Duties of shareholders
Today, a shareholder must notify the company when
- the shareholder holds at least 5% of the votes or of the share capital of the company,
- the shareholder acquires or divests an amount of votes or share capital causing him to pass one of the thresholds of 5, 10, 15, 20, 25, 50 or 90% as well as a third or two thirds of the total capital or of the total number of votes.
Shareholders should be aware that one will also be considered a “holder” of shares if capital or voting rights accrue to a business in which one has a controlling influence.
One will also be considered a “holder” of shares if one has a pledge over shares – however, only if the voting rights have been assigned and one has declared an intention to exercise such rights.
Duties of the company
According to the new rules, companies (public limited companies (A/S), private limited companies (ApS), entrepreneurial companies (IVS) and limited partnership companies (P/S)) in future have a duty to register information received from the shareholders in the public register of major shareholders.
Companies incorporated before 15 December 2014 must submit the information to the register by 15 June 2015 at the latest. After 15 June 2015, updates to the register must be submitted “as quickly as possible” and no later than two weeks from the company’s receipt of notification from a shareholder having exceeded the mentioned thresholds.
Companies incorporated on 15 December 2014 or later must, as from their incorporation, observe the above rules.

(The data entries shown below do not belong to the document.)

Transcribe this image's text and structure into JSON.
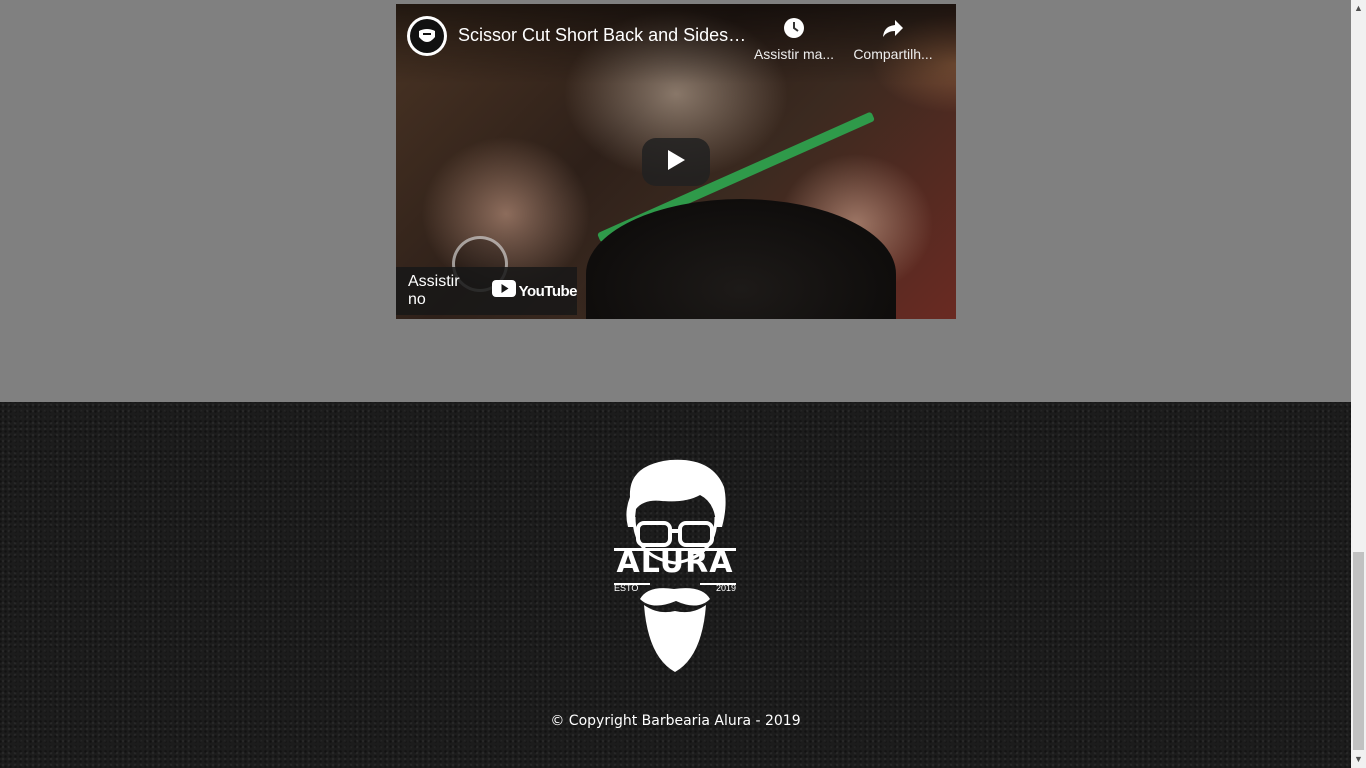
{
  "video": {
    "title": "Scissor Cut Short Back and Sides ...",
    "watch_later_label": "Assistir ma...",
    "share_label": "Compartilh...",
    "watch_on_label": "Assistir no",
    "youtube_logo_text": "YouTube",
    "icons": {
      "watch_later": "clock-icon",
      "share": "share-arrow-icon",
      "play": "play-icon",
      "youtube": "youtube-logo-icon"
    }
  },
  "footer": {
    "logo": {
      "brand": "ALURA",
      "esto": "ESTO",
      "year": "2019"
    },
    "copyright": "© Copyright Barbearia Alura - 2019"
  },
  "colors": {
    "page_bg": "#808080",
    "footer_bg": "#1c1c1c",
    "youtube_red": "#ff0000"
  }
}
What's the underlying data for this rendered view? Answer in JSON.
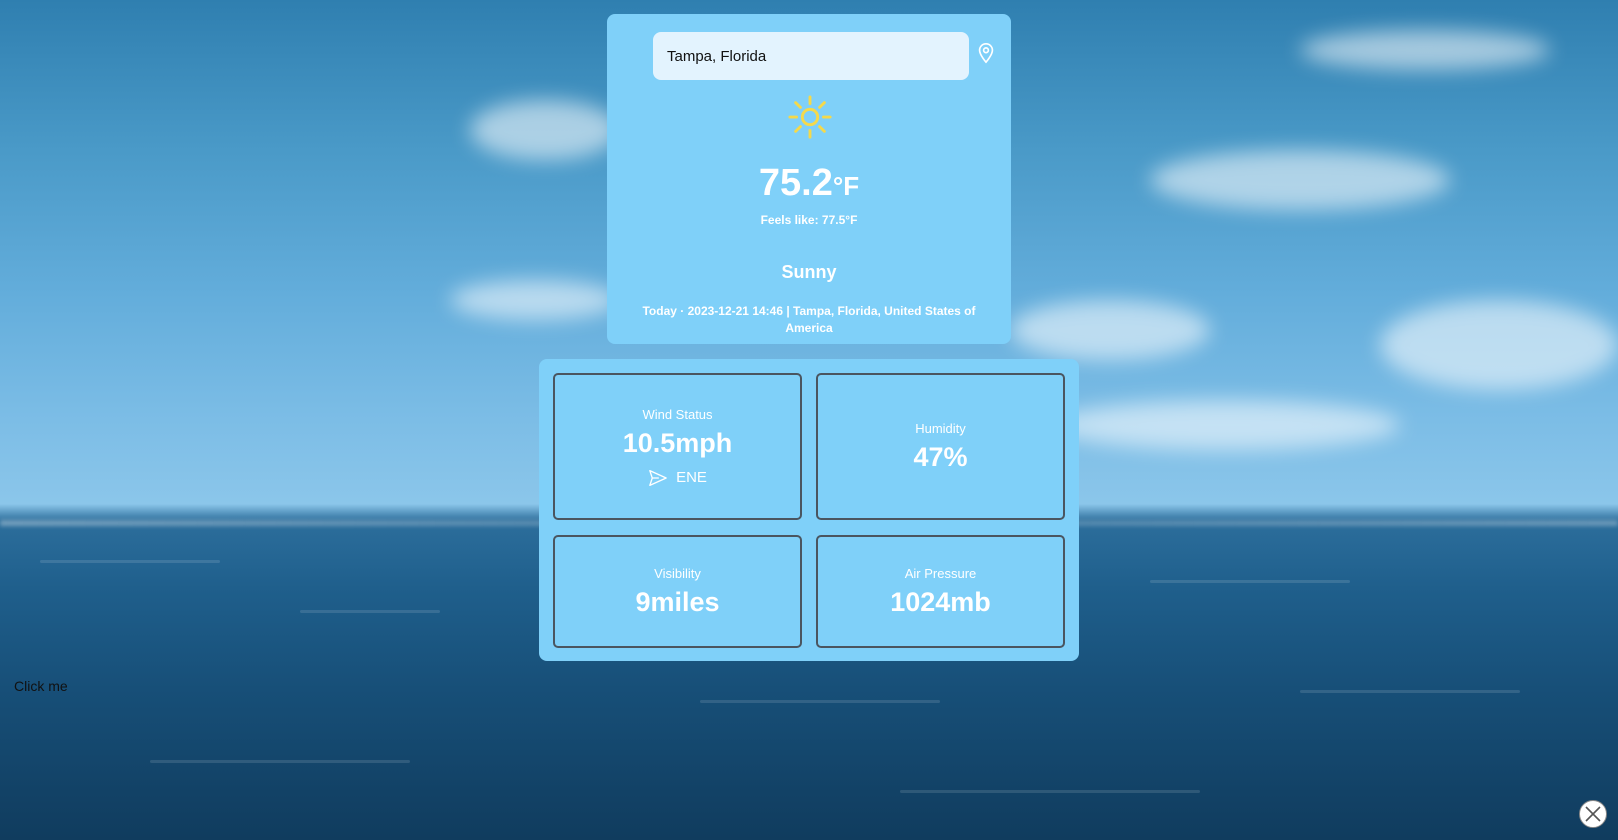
{
  "search": {
    "value": "Tampa, Florida"
  },
  "weather": {
    "icon": "sun-icon",
    "temperature": "75.2",
    "unit": "°F",
    "feels_like": "Feels like: 77.5°F",
    "condition": "Sunny",
    "date_location": "Today · 2023-12-21 14:46 | Tampa, Florida, United States of America"
  },
  "stats": {
    "wind": {
      "label": "Wind Status",
      "value": "10.5mph",
      "direction": "ENE"
    },
    "humidity": {
      "label": "Humidity",
      "value": "47%"
    },
    "visibility": {
      "label": "Visibility",
      "value": "9miles"
    },
    "pressure": {
      "label": "Air Pressure",
      "value": "1024mb"
    }
  },
  "click_me": "Click me",
  "colors": {
    "card": "#7fd0f9",
    "input": "#e3f3fe",
    "sun": "#f5d94a",
    "border": "#4a5560"
  }
}
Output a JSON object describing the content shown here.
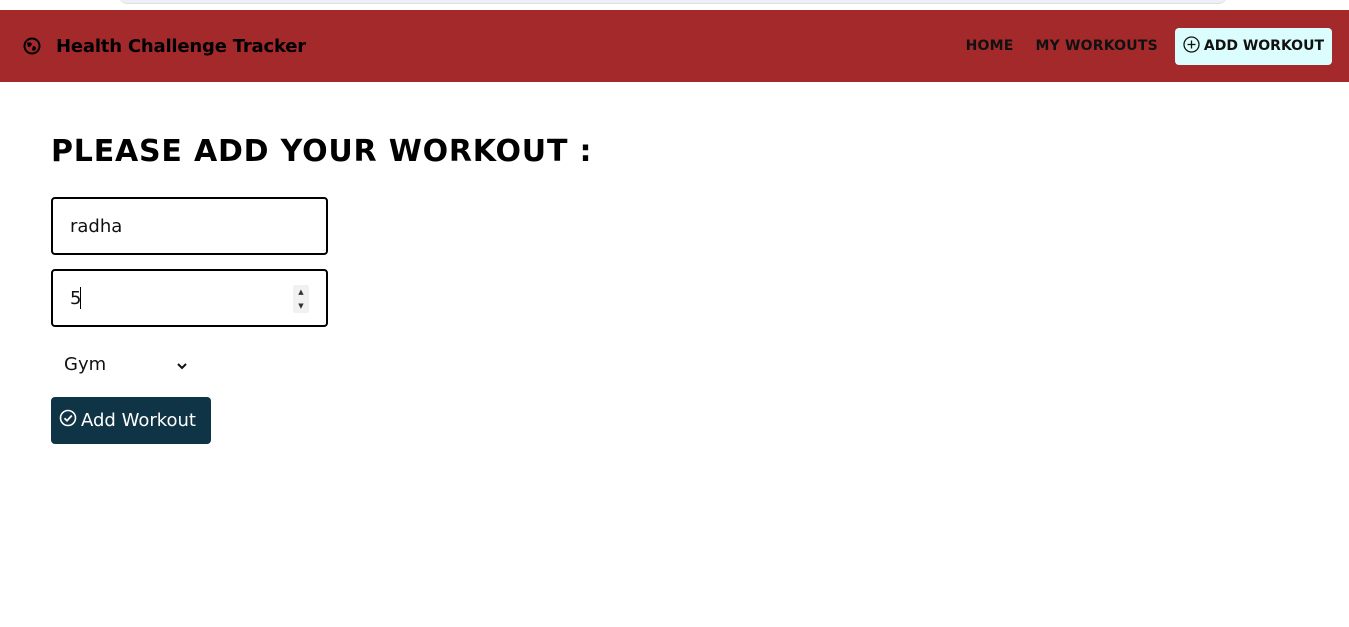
{
  "navbar": {
    "brand_icon": "globe-icon",
    "brand_title": "Health Challenge Tracker",
    "background_color": "#a4292b",
    "links": [
      {
        "label": "HOME"
      },
      {
        "label": "MY WORKOUTS"
      }
    ],
    "cta": {
      "icon": "plus-circle-icon",
      "label": "ADD WORKOUT",
      "background_color": "#dcfdfd"
    }
  },
  "form": {
    "title": "PLEASE ADD YOUR WORKOUT :",
    "name_value": "radha",
    "minutes_value": "5",
    "workout_type_selected": "Gym",
    "submit_icon": "check-circle-icon",
    "submit_label": "Add Workout",
    "submit_color": "#0f3445"
  }
}
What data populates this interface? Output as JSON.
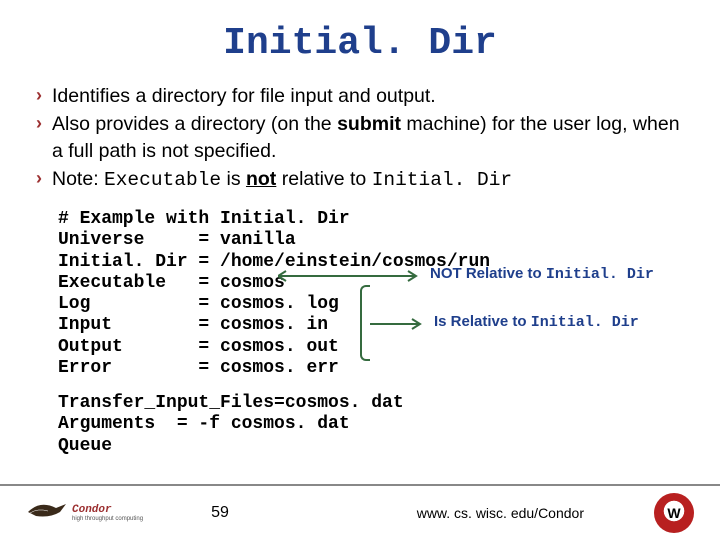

This means that the company must “as quickly as possible” and no later than two weeks after incorporation submit information about significant shareholdings to the public register of major shareholders. Future updates to the register must also be submitted “as quickly as possible” and no later than two weeks from the company’s receipt of notification from a shareholder having exceeded the mentioned thresholds.
The public register of major shareholders does not affect the obligation of companies to keep a register of shareholders listing all shareholders and their nominal ownership shares.
Information to be included
A shareholder’s notification to the company must include various information about the ownership and the shareholder, including civil registration number or Central Business Register number.
If the shareholder is a non-Danish person or undertaking, additional documentation (in the form of e.g. a passport or registration certificate) must be enclosed with the notification to the company.
The public register of major shareholders will become accessible to the public as from 15 June 2015. The registration obligations will apply until then, but the registered information is not publicly accessible.
Special new rules apply to persons and companies acquiring bearer shares in a public limited company that does not have shares listed for trading on a regulated market.
In future, they must submit the information themselves to the public register of major shareholders. This also applies even though they hold less than 5% of the share capital or of the votes.
The register of holders of bearer shares holding less than 5% of the share capital or of the votes will not become publicly accessible.
Failure to submit registrations
Failure to register may result in fines being imposed on the members of the company’s management.